I have a dataset that looks like this:
Study_ID Dose
1 100 Yes
2 100 Yes
3 200 No
4 300 No
5 400 No
6 500 Yes
7 500 Yes
8 800 No
9 800 No
10 900 Yes
Where some of the participant study IDs are duplicated. I want to count the number of 'Yes' or 'No' doses, but only for a unique study ID. In other words, for the participants who are duplicated, the 'Yes' or 'No' dose should only be counted once.
The output should be:
No Yes
4 3
Where each study ID is only counted once.
I've tried to use dplyr's n_distinct, but it does not seem to be working:
n_distinct(data$Study_ID, data$Dose == "Yes")

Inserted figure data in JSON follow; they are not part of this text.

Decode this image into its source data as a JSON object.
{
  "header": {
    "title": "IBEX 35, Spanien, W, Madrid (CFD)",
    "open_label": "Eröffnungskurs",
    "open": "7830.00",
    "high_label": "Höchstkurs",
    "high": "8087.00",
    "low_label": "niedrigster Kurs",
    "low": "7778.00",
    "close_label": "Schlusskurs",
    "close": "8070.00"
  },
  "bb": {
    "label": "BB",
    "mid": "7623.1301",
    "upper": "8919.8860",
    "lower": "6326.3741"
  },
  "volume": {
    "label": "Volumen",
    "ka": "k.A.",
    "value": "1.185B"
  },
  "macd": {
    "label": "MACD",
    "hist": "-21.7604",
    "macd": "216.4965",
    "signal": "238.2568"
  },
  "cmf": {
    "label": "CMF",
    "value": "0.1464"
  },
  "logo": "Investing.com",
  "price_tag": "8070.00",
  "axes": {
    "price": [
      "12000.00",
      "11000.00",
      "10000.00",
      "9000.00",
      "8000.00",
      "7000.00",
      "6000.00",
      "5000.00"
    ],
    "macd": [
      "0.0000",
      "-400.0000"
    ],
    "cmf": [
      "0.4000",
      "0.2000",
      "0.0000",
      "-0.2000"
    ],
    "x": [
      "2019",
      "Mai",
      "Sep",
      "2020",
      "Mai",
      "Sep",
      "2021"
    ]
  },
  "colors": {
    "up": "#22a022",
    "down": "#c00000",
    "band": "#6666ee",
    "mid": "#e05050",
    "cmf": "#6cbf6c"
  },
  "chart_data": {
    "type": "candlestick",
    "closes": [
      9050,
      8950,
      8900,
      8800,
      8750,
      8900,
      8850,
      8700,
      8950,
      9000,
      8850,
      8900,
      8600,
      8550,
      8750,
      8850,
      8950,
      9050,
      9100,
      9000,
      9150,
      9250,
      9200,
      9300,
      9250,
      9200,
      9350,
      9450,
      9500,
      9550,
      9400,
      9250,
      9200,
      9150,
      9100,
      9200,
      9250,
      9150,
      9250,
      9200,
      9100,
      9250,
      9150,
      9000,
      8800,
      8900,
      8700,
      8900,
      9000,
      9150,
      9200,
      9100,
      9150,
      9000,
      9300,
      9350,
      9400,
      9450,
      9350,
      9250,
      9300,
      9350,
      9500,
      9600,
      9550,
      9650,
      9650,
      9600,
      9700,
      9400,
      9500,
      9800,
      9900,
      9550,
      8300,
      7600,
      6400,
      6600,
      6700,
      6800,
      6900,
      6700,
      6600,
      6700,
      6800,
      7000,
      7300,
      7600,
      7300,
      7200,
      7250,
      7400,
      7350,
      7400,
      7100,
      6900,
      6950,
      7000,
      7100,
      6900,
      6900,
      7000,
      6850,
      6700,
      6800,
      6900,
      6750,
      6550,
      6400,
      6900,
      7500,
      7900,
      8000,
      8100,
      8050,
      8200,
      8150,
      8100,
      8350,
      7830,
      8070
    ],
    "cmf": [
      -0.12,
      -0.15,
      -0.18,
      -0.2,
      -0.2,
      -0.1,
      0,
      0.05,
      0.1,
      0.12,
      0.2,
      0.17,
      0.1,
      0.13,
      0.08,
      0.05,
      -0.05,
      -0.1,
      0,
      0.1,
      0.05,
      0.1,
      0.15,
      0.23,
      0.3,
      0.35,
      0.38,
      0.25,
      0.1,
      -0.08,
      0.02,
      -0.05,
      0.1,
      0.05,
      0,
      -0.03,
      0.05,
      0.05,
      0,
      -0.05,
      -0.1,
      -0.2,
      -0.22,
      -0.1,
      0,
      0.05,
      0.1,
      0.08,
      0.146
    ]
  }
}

How can I go about doing this?
Reproducible Data:
data<-data.frame(Study_ID=c("100","100","200","300","400","500","500","800","800","900"),Dose=c("Yes","Yes","No","No","No","Yes","Yes","No","No","Yes"))
CodePudding user response:
This can be done in two steps, first removing duplicate observations of the same dose for the same id, then counting:
data %>%
distinct(Study_ID, Dose) %>%
count(Dose)
Result
Dose n
1 No 4
2 Yes 3
CodePudding user response:
In base
R you can do:
table(unique(data[, c("Study_ID", "Dose")])[, "Dose"])
Output:
No Yes
4 3